Polícia Federal nega ligação dos investigados com facção criminosa

O diretor-geral da Polícia Federal, Andrei Rodrigues, afirmou que Victor Henrique de Oliveira Shimada e Stella Stefanie Nunes Henrique de Oliveira não possuem ligação com o PCC, ao contrário do que apontam as autoridades americanas. Victor foi preso preventivamente no Brasil em dezembro de 2024, no âmbito das investigações sobre lavagem de dinheiro relacionadas ao caso Corinthians.

Em janeiro de 2025, Shimada passou um curto período em prisão domiciliar e, poucas semanas depois, foi solto após conseguir habeas corpus mediante pagamento de fiança. Recentemente, foi condenado pela 4ª Vara Criminal Federal de São Paulo a cinco anos de reclusão, em regime semiaberto, pelo crime de lavagem de dinheiro. Ele responde ao processo em liberdade, não utiliza mais tornozeleira eletrônica e está proibido de deixar o país.

Análises de fluxos financeiros e possíveis conexões

Segundo relatório da Polícia Civil de São Paulo, Victor Henrique de Oliveira Shimada aparece em uma cadeia financeira que conecta sua empresa à Wave Intermediações e à UJ Football Talent. A UJ foi citada na delação premiada de Antonio Vinicius Lopes Gritzbach como empresa supostamente relacionada a Danilo Lima de Oliveira, conhecido como "Tripa", apontado pelo delator como integrante do PCC.

O relatório ressalta que o próprio Gritzbach surgiu em análises financeiras associadas à Wave, empresa que mantinha intensa movimentação com a Victory Trading. A investigação, porém, não afirma que Victor Shimada seja integrante do PCC, mas sustenta que ele estaria inserido em um fluxo financeiro que se cruza com pessoas e empresas citadas em apurações sobre a facção criminosa.
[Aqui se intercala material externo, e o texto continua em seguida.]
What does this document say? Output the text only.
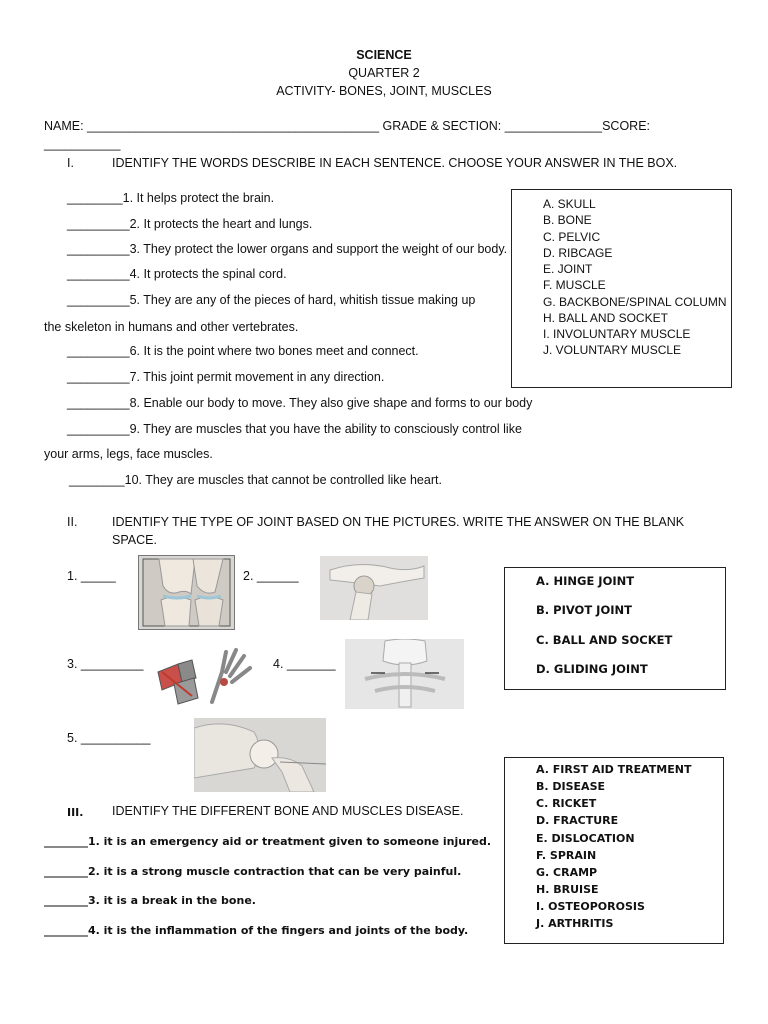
SCIENCE
QUARTER 2
ACTIVITY- BONES, JOINT, MUSCLES
NAME: __________________________________________ GRADE & SECTION: ______________SCORE:
___________
I.	IDENTIFY THE WORDS DESCRIBE IN EACH SENTENCE. CHOOSE YOUR ANSWER IN THE BOX.
________1. It helps protect the brain.
_________2. It protects the heart and lungs.
_________3. They protect the lower organs and support the weight of our body.
_________4. It protects the spinal cord.
_________5. They are any of the pieces of hard, whitish tissue making up
the skeleton in humans and other vertebrates.
_________6. It is the point where two bones meet and connect.
_________7. This joint permit movement in any direction.
_________8. Enable our body to move. They also give shape and forms to our body
_________9. They are muscles that you have the ability to consciously control like
your arms, legs, face muscles.
________10. They are muscles that cannot be controlled like heart.
A. SKULL
B. BONE
C. PELVIC
D. RIBCAGE
E. JOINT
F. MUSCLE
G. BACKBONE/SPINAL COLUMN
H. BALL AND SOCKET
I. INVOLUNTARY MUSCLE
J. VOLUNTARY MUSCLE
II.	IDENTIFY THE TYPE OF JOINT BASED ON THE PICTURES. WRITE THE ANSWER ON THE BLANK
SPACE.
1. _____	2. ______
3. _________	4. _______
5. __________
A. HINGE JOINT
B. PIVOT JOINT
C. BALL AND SOCKET
D. GLIDING JOINT
III. IDENTIFY THE DIFFERENT BONE AND MUSCLES DISEASE.
________1. it is an emergency aid or treatment given to someone injured.
________2. it is a strong muscle contraction that can be very painful.
________3. it is a break in the bone.
________4. it is the inflammation of the fingers and joints of the body.
A. FIRST AID TREATMENT
B. DISEASE
C. RICKET
D. FRACTURE
E. DISLOCATION
F. SPRAIN
G. CRAMP
H. BRUISE
I. OSTEOPOROSIS
J. ARTHRITIS
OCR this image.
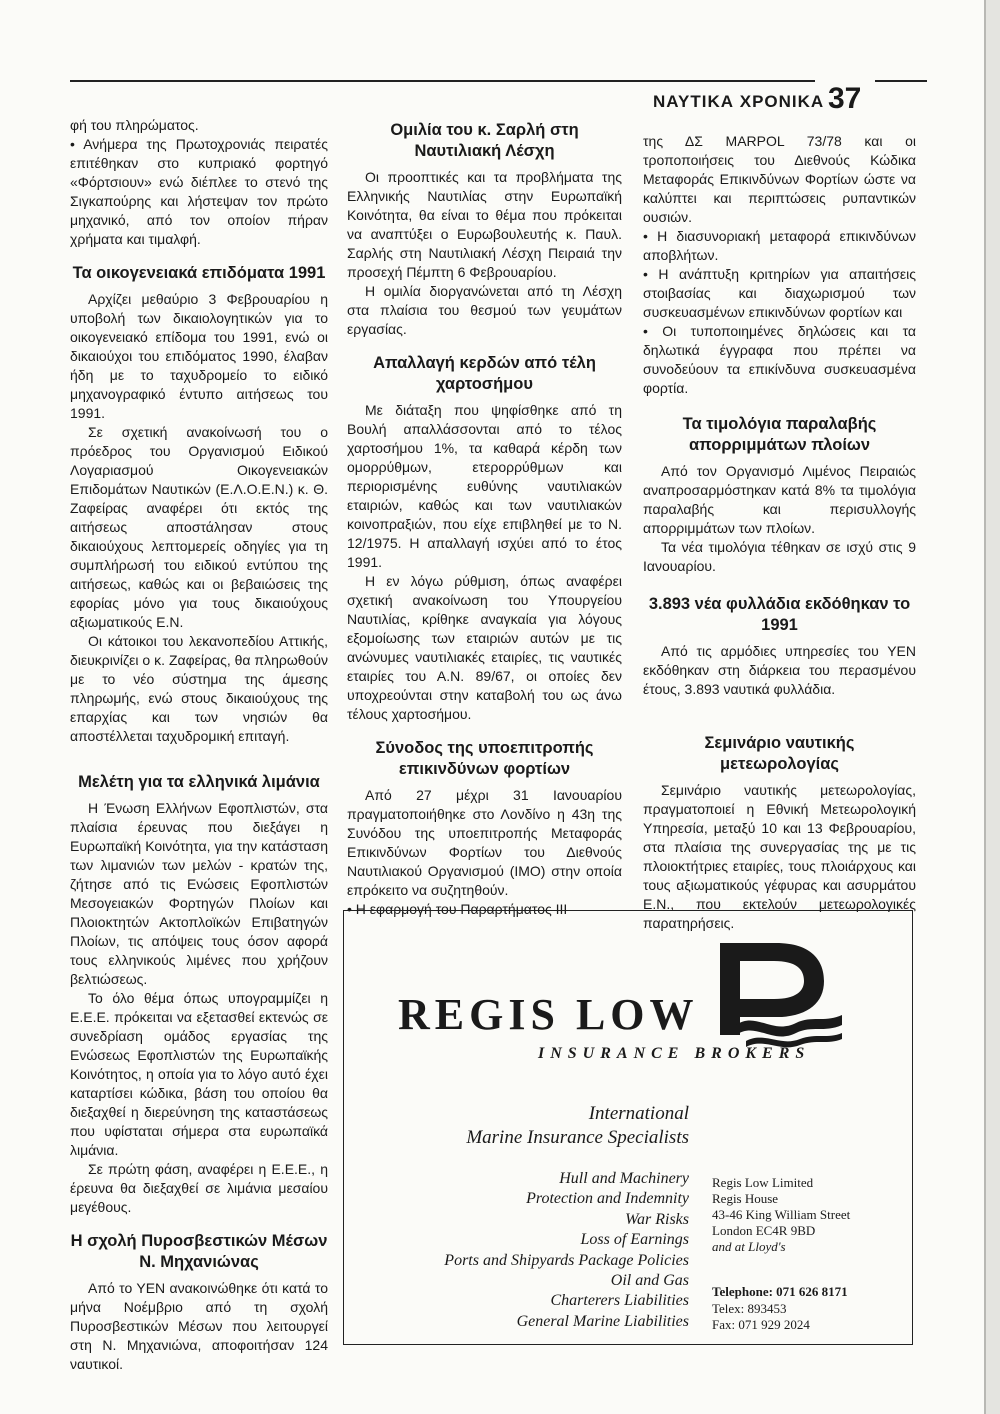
ΝΑΥΤΙΚΑ ΧΡΟΝΙΚΑ 37

φή του πληρώματος.

• Ανήμερα της Πρωτοχρονιάς πειρατές επιτέθηκαν στο κυπριακό φορτηγό «Φόρτσιουν» ενώ διέπλεε το στενό της Σιγκαπούρης και λήστεψαν τον πρώτο μηχανικό, από τον οποίον πήραν χρήματα και τιμαλφή.

Τα οικογενειακά επιδόματα 1991

Αρχίζει μεθαύριο 3 Φεβρουαρίου η υποβολή των δικαιολογητικών για το οικογενειακό επίδομα του 1991, ενώ οι δικαιούχοι του επιδόματος 1990, έλαβαν ήδη με το ταχυδρομείο το ειδικό μηχανογραφικό έντυπο αιτήσεως του 1991.

Σε σχετική ανακοίνωσή του ο πρόεδρος του Οργανισμού Ειδικού Λογαριασμού Οικογενειακών Επιδομάτων Ναυτικών (Ε.Λ.Ο.Ε.Ν.) κ. Θ. Ζαφείρας αναφέρει ότι εκτός της αιτήσεως αποστάλησαν στους δικαιούχους λεπτομερείς οδηγίες για τη συμπλήρωσή του ειδικού εντύπου της αιτήσεως, καθώς και οι βεβαιώσεις της εφορίας μόνο για τους δικαιούχους αξιωματικούς Ε.Ν.

Οι κάτοικοι του λεκανοπεδίου Αττικής, διευκρινίζει ο κ. Ζαφείρας, θα πληρωθούν με το νέο σύστημα της άμεσης πληρωμής, ενώ στους δικαιούχους της επαρχίας και των νησιών θα αποστέλλεται ταχυδρομική επιταγή.

Μελέτη για τα ελληνικά λιμάνια

Η Ένωση Ελλήνων Εφοπλιστών, στα πλαίσια έρευνας που διεξάγει η Ευρωπαϊκή Κοινότητα, για την κατάσταση των λιμανιών των μελών - κρατών της, ζήτησε από τις Ενώσεις Εφοπλιστών Μεσογειακών Φορτηγών Πλοίων και Πλοιοκτητών Ακτοπλοϊκών Επιβατηγών Πλοίων, τις απόψεις τους όσον αφορά τους ελληνικούς λιμένες που χρήζουν βελτιώσεως.

Το όλο θέμα όπως υπογραμμίζει η Ε.Ε.Ε. πρόκειται να εξετασθεί εκτενώς σε συνεδρίαση ομάδος εργασίας της Ενώσεως Εφοπλιστών της Ευρωπαϊκής Κοινότητος, η οποία για το λόγο αυτό έχει καταρτίσει κώδικα, βάση του οποίου θα διεξαχθεί η διερεύνηση της καταστάσεως που υφίσταται σήμερα στα ευρωπαϊκά λιμάνια.

Σε πρώτη φάση, αναφέρει η Ε.Ε.Ε., η έρευνα θα διεξαχθεί σε λιμάνια μεσαίου μεγέθους.

Η σχολή Πυροσβεστικών Μέσων Ν. Μηχανιώνας

Από το ΥΕΝ ανακοινώθηκε ότι κατά το μήνα Νοέμβριο από τη σχολή Πυροσβεστικών Μέσων που λειτουργεί στη Ν. Μηχανιώνα, αποφοιτήσαν 124 ναυτικοί.

Ομιλία του κ. Σαρλή στη Ναυτιλιακή Λέσχη

Οι προοπτικές και τα προβλήματα της Ελληνικής Ναυτιλίας στην Ευρωπαϊκή Κοινότητα, θα είναι το θέμα που πρόκειται να αναπτύξει ο Ευρωβουλευτής κ. Παυλ. Σαρλής στη Ναυτιλιακή Λέσχη Πειραιά την προσεχή Πέμπτη 6 Φεβρουαρίου.

Η ομιλία διοργανώνεται από τη Λέσχη στα πλαίσια του θεσμού των γευμάτων εργασίας.

Απαλλαγή κερδών από τέλη χαρτοσήμου

Με διάταξη που ψηφίσθηκε από τη Βουλή απαλλάσσονται από το τέλος χαρτοσήμου 1%, τα καθαρά κέρδη των ομορρύθμων, ετερορρύθμων και περιορισμένης ευθύνης ναυτιλιακών εταιριών, καθώς και των ναυτιλιακών κοινοπραξιών, που είχε επιβληθεί με το Ν. 12/1975. Η απαλλαγή ισχύει από το έτος 1991.

Η εν λόγω ρύθμιση, όπως αναφέρει σχετική ανακοίνωση του Υπουργείου Ναυτιλίας, κρίθηκε αναγκαία για λόγους εξομοίωσης των εταιριών αυτών με τις ανώνυμες ναυτιλιακές εταιρίες, τις ναυτικές εταιρίες του Α.Ν. 89/67, οι οποίες δεν υποχρεούνται στην καταβολή του ως άνω τέλους χαρτοσήμου.

Σύνοδος της υποεπιτροπής επικινδύνων φορτίων

Από 27 μέχρι 31 Ιανουαρίου πραγματοποιήθηκε στο Λονδίνο η 43η της Συνόδου της υποεπιτροπής Μεταφοράς Επικινδύνων Φορτίων του Διεθνούς Ναυτιλιακού Οργανισμού (ΙΜΟ) στην οποία επρόκειτο να συζητηθούν.

• Η εφαρμογή του Παραρτήματος III

της ΔΣ MARPOL 73/78 και οι τροποποιήσεις του Διεθνούς Κώδικα Μεταφοράς Επικινδύνων Φορτίων ώστε να καλύπτει και περιπτώσεις ρυπαντικών ουσιών.

• Η διασυνοριακή μεταφορά επικινδύνων αποβλήτων.

• Η ανάπτυξη κριτηρίων για απαιτήσεις στοιβασίας και διαχωρισμού των συσκευασμένων επικινδύνων φορτίων και

• Οι τυποποιημένες δηλώσεις και τα δηλωτικά έγγραφα που πρέπει να συνοδεύουν τα επικίνδυνα συσκευασμένα φορτία.

Τα τιμολόγια παραλαβής απορριμμάτων πλοίων

Από τον Οργανισμό Λιμένος Πειραιώς αναπροσαρμόστηκαν κατά 8% τα τιμολόγια παραλαβής και περισυλλογής απορριμμάτων των πλοίων.

Τα νέα τιμολόγια τέθηκαν σε ισχύ στις 9 Ιανουαρίου.

3.893 νέα φυλλάδια εκδόθηκαν το 1991

Από τις αρμόδιες υπηρεσίες του ΥΕΝ εκδόθηκαν στη διάρκεια του περασμένου έτους, 3.893 ναυτικά φυλλάδια.

Σεμινάριο ναυτικής μετεωρολογίας

Σεμινάριο ναυτικής μετεωρολογίας, πραγματοποιεί η Εθνική Μετεωρολογική Υπηρεσία, μεταξύ 10 και 13 Φεβρουαρίου, στα πλαίσια της συνεργασίας της με τις πλοιοκτήτριες εταιρίες, τους πλοιάρχους και τους αξιωματικούς γέφυρας και ασυρμάτου Ε.Ν., που εκτελούν μετεωρολογικές παρατηρήσεις.

REGIS LOW
INSURANCE BROKERS
International
Marine Insurance Specialists
Hull and Machinery
Protection and Indemnity
War Risks
Loss of Earnings
Ports and Shipyards Package Policies
Oil and Gas
Charterers Liabilities
General Marine Liabilities
Regis Low Limited
Regis House
43-46 King William Street
London EC4R 9BD
and at Lloyd's
Telephone: 071 626 8171
Telex: 893453
Fax: 071 929 2024
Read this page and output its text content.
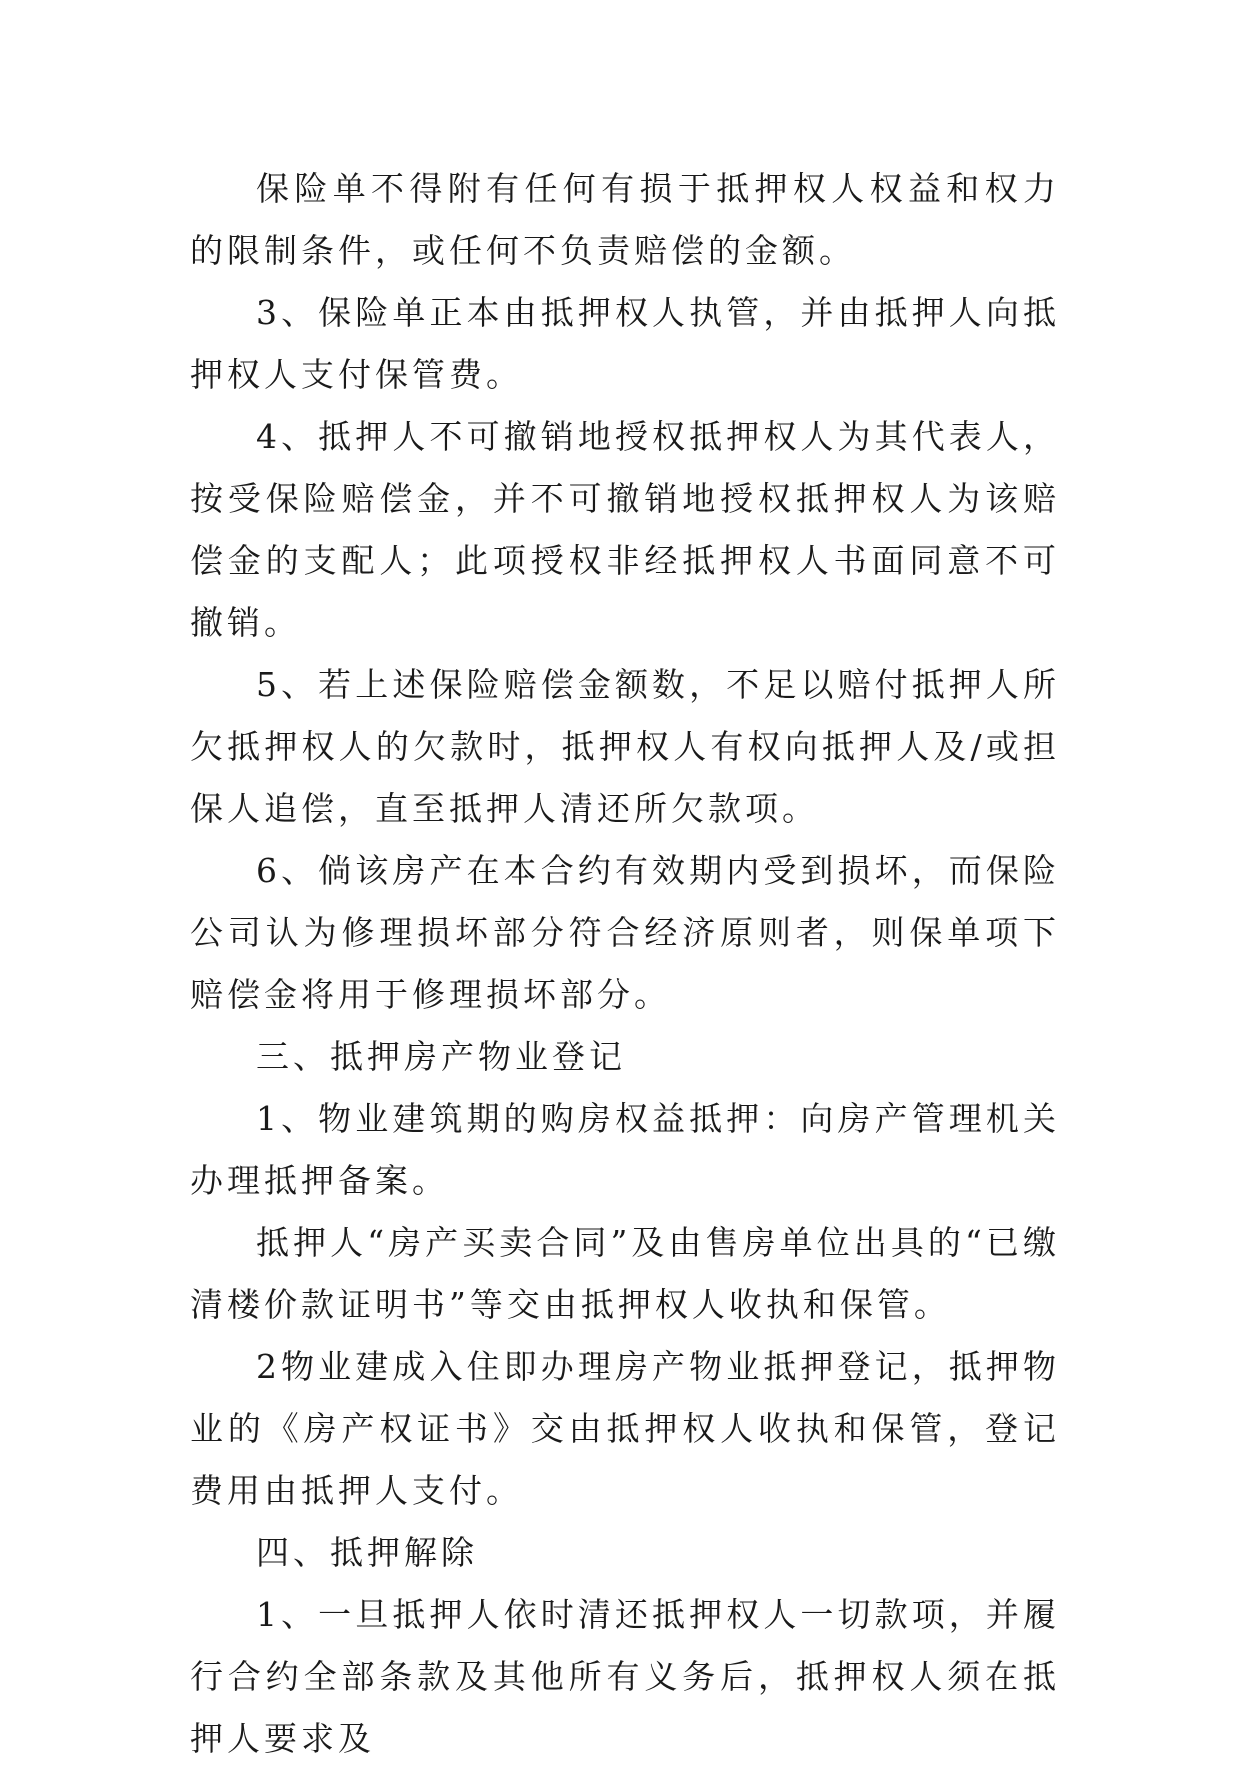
保险单不得附有任何有损于抵押权人权益和权力的限制条件，或任何不负责赔偿的金额。

3、保险单正本由抵押权人执管，并由抵押人向抵押权人支付保管费。

4、抵押人不可撤销地授权抵押权人为其代表人，按受保险赔偿金，并不可撤销地授权抵押权人为该赔偿金的支配人；此项授权非经抵押权人书面同意不可撤销。

5、若上述保险赔偿金额数，不足以赔付抵押人所欠抵押权人的欠款时，抵押权人有权向抵押人及/或担保人追偿，直至抵押人清还所欠款项。

6、倘该房产在本合约有效期内受到损坏，而保险公司认为修理损坏部分符合经济原则者，则保单项下赔偿金将用于修理损坏部分。

三、抵押房产物业登记

1、物业建筑期的购房权益抵押：向房产管理机关办理抵押备案。

抵押人“房产买卖合同”及由售房单位出具的“已缴清楼价款证明书”等交由抵押权人收执和保管。

2物业建成入住即办理房产物业抵押登记，抵押物业的《房产权证书》交由抵押权人收执和保管，登记费用由抵押人支付。

四、抵押解除

1、一旦抵押人依时清还抵押权人一切款项，并履行合约全部条款及其他所有义务后，抵押权人须在抵押人要求及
Perfil da segunda pessoa sancionada

Stella Stefanie Nunes Henrique de Oliveira é parente de Shimada e, segundo autoridades americanas, atuou como sua secretária. O governo norte-americano afirma que ela atuou como intermediária na coleta de grandes quantias em dinheiro, fornecendo serviços logísticos essenciais para as operações de lavagem da rede. Diferentemente de Shimada, Stella não tem antecedentes criminais e não responde a processos penais.

Implicações para o sistema financeiro brasileiro

A situação levanta questões importantes sobre a vulnerabilidade do sistema financeiro brasileiro a sanções secundárias. Instituições bancárias e empresas de tecnologia financeira enfrentam riscos de restrições ao acesso ao sistema financeiro americano caso sejam identificadas como tendo vínculos indiretos com pessoas ou entidades sancionadas. Essa realidade exige maior cautela e diligência das autoridades regulatórias brasileiras.